While related to the Pinot Noir, this grape is still used to this day to create some truly spectacular wines with a significantly different taste and aroma. The fragrance these wines offer tend to be similar to that of red and black fruits, and some even provide a natural, wild scent like forest undergrowth. To taste, they are packed full of flavor, and one that is left to mature can be very smooth on the tongue. There is a huge amount of versatility when it comes to pairing this burgundy wine with food, making it a great all-rounder. It works just as well with roasted beef or chicken as it does with hors d'oeuvres, and offering a glass of this gorgeous wine to your guests will likely go down a treat.
This white wine grape gets its name from the grayish-blue hue that the fruit tends to have. While it can vary in color, they generally boast this beautiful appearance as an alleged mutation between both Pinot Noir and Pinot Blanc, although it’s not entirely proven to be the case. A burgundy wine made using this grape is said to provide a hint of spice and even tropical fruit. Younger fruits tend to have a much more acidic taste to them, so it’s generally better for a vintner to allow the fruit to mature and ripen a bit before use. As with many white wines, these are far superior when paired with seafood or delicate poultry and vegetable dishes. Lighter food choices are best here to allow the wine to shine, although, for the more full-bodied bottles of Bourgogne wine, they can happily go alongside a richer dish, including heartier meats like beef and lamb if you so desire.

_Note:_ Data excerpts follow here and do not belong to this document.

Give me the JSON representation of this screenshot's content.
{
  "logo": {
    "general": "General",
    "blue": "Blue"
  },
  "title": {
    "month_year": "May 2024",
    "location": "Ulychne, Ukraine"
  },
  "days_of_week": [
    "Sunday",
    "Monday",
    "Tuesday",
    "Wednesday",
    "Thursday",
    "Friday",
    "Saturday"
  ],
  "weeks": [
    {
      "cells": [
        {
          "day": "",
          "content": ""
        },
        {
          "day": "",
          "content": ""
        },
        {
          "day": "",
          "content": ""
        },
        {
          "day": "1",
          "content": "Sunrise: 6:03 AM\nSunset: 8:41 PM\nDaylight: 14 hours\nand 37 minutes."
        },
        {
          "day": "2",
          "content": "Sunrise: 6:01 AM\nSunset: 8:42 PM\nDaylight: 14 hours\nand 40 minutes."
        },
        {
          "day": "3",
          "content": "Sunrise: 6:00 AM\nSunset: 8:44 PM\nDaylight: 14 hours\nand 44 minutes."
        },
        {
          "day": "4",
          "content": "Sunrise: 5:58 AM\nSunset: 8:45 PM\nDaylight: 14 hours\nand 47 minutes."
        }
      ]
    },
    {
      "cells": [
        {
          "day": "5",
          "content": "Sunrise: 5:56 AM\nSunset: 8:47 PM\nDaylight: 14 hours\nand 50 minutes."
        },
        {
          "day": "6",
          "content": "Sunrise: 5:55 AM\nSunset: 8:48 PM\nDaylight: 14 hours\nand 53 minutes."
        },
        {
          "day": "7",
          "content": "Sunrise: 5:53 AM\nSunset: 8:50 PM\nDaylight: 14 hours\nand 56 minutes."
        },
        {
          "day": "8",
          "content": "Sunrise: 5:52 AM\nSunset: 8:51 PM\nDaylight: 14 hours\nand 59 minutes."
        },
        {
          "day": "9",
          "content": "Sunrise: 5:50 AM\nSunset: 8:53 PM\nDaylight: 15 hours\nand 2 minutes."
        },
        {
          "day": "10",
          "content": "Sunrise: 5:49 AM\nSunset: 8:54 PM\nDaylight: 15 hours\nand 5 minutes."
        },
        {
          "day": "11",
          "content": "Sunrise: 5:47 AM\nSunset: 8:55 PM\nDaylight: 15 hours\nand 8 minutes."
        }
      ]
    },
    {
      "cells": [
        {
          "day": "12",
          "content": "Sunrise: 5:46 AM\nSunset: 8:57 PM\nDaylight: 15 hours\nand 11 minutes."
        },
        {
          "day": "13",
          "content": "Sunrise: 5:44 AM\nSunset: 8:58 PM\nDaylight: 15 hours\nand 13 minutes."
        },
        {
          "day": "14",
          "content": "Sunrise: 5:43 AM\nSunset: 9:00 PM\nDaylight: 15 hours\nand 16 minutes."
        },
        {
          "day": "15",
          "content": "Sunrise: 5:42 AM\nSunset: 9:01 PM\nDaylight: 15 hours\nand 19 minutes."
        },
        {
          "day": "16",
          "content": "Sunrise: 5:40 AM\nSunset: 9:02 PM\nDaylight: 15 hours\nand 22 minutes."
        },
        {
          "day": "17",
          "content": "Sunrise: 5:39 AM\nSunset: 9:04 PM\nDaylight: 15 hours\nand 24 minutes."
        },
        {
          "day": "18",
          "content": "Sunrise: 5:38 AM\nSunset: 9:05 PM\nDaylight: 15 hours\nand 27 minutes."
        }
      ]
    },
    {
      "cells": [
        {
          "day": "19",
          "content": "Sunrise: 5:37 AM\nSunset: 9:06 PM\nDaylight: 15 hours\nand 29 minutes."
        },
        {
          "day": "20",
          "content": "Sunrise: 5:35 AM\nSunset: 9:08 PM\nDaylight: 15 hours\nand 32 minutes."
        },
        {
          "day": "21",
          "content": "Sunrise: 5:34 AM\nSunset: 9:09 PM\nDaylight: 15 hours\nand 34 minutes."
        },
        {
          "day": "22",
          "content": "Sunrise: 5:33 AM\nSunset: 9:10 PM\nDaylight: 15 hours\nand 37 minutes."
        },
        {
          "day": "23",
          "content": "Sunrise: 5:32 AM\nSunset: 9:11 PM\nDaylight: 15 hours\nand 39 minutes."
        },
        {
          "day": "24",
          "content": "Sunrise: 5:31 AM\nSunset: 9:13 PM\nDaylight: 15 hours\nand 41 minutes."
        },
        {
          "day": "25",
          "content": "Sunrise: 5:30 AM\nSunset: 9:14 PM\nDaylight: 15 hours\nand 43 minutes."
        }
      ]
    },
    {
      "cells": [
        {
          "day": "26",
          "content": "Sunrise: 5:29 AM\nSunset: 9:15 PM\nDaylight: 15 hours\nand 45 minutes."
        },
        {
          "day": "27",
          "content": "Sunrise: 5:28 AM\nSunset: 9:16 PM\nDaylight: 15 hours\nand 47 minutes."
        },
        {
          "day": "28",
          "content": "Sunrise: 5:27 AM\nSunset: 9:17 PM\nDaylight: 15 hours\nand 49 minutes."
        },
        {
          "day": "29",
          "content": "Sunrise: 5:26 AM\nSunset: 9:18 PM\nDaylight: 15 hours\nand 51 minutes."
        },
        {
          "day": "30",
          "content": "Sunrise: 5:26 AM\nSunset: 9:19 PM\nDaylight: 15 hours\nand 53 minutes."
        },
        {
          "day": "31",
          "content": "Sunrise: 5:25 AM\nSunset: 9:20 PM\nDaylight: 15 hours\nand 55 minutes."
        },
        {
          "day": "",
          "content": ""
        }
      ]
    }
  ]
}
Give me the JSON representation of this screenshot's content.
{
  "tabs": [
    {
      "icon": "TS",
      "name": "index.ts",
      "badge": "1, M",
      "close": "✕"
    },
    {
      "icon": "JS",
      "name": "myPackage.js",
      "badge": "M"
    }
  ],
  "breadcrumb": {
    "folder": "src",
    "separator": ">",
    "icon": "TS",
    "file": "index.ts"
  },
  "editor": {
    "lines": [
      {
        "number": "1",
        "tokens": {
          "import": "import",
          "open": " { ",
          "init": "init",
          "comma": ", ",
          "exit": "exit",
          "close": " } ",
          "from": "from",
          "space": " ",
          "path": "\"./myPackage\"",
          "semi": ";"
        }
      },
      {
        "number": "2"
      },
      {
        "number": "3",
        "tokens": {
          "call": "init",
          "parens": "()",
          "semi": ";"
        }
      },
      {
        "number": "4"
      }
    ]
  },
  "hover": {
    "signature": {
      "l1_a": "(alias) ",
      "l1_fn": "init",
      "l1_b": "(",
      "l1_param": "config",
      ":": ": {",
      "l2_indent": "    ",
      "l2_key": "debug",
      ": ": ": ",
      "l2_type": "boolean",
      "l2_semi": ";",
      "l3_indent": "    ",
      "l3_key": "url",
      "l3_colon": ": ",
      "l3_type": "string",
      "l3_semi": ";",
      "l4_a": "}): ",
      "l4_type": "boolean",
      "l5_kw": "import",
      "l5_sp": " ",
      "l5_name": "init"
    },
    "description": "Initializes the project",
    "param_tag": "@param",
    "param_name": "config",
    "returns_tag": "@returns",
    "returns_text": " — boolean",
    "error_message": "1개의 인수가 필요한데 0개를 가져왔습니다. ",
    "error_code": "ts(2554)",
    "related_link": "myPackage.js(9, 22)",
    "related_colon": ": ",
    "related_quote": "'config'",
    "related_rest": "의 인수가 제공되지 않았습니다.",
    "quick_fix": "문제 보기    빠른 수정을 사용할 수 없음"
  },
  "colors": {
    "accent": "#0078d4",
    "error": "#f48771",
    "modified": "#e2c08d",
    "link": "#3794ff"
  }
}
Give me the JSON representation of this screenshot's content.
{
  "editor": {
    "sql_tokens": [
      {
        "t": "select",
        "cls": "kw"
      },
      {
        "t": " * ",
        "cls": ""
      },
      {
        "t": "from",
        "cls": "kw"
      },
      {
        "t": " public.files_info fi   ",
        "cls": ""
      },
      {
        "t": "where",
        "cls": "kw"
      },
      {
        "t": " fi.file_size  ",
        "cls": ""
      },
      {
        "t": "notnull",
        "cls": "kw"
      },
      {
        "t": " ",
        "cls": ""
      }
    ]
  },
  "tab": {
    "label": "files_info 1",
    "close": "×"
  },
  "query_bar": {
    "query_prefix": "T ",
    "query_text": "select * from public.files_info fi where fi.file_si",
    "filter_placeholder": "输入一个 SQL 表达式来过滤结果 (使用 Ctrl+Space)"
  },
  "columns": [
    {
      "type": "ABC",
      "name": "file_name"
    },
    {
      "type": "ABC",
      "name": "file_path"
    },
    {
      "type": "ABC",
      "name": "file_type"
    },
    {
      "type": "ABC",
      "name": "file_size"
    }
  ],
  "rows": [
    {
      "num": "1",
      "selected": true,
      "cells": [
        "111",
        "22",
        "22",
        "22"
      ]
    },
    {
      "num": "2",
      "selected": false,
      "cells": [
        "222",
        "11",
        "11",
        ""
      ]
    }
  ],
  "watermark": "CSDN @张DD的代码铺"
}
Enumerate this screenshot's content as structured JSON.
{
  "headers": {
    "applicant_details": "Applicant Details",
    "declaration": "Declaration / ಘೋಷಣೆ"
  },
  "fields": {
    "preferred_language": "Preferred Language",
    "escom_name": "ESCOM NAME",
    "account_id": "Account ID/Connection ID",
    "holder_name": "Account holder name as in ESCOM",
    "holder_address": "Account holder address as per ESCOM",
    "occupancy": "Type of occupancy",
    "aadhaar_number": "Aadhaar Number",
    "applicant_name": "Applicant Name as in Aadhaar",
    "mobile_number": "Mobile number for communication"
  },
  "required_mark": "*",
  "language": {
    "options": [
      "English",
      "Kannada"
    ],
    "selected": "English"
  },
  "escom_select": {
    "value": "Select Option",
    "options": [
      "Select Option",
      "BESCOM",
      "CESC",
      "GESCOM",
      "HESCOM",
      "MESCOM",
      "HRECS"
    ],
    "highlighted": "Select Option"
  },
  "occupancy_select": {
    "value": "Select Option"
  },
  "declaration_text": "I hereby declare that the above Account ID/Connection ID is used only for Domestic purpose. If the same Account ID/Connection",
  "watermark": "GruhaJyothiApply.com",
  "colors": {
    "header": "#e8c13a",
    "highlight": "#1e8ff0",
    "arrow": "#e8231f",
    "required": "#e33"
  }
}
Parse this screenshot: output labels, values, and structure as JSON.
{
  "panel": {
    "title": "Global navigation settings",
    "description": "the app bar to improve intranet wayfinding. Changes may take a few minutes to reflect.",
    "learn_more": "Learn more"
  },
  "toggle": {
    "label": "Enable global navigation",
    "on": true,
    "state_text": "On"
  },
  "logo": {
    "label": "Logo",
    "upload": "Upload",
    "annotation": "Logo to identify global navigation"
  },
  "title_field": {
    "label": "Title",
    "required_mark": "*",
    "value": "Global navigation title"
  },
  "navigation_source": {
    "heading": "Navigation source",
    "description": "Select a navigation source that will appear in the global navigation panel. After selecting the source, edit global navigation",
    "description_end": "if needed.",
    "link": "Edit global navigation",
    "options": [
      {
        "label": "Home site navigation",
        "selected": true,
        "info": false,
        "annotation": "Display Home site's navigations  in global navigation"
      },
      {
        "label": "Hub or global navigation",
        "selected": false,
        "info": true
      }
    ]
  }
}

Perfect for lazy summer afternoons and evenings, wines made using the prestigious Sauvignon Blanc grape and incredibly light and fresh. These white wines have become so popular over the years that the grape has migrated to other countries around the world, as far as Argentina, yet France will forever remain the perfect home for this grape due to the perfect climate and soil. Expert vintners like those at Villa Baulieu have created some truly magnificent bottles containing a mixture of Sauvignon Blanc grapes and others such as the Rolle for a complex and divine taste.
A Perfect Companion
When considering food to go along with a bottle of great wine, you’re unlikely to think of anything else, especially in France, than a good cheese. The top 10 burgundy wines of the year are, of course, created with the utmost care and respect, combined with countless years of knowledge, trial and error. And the same can be said for the cheeses that this region is famed for. When choosing a great cheese for a bottle of Pinot Noir, it’s said that creamy yet mild cheeses like Brillat-Savarin and Chaource are excellent choices. Whereas, if you’re supplying a white such as Chardonnay, you may want to choose the classic Burgundy Comté or Mont d’Or cheeses for a blast of rich flavor.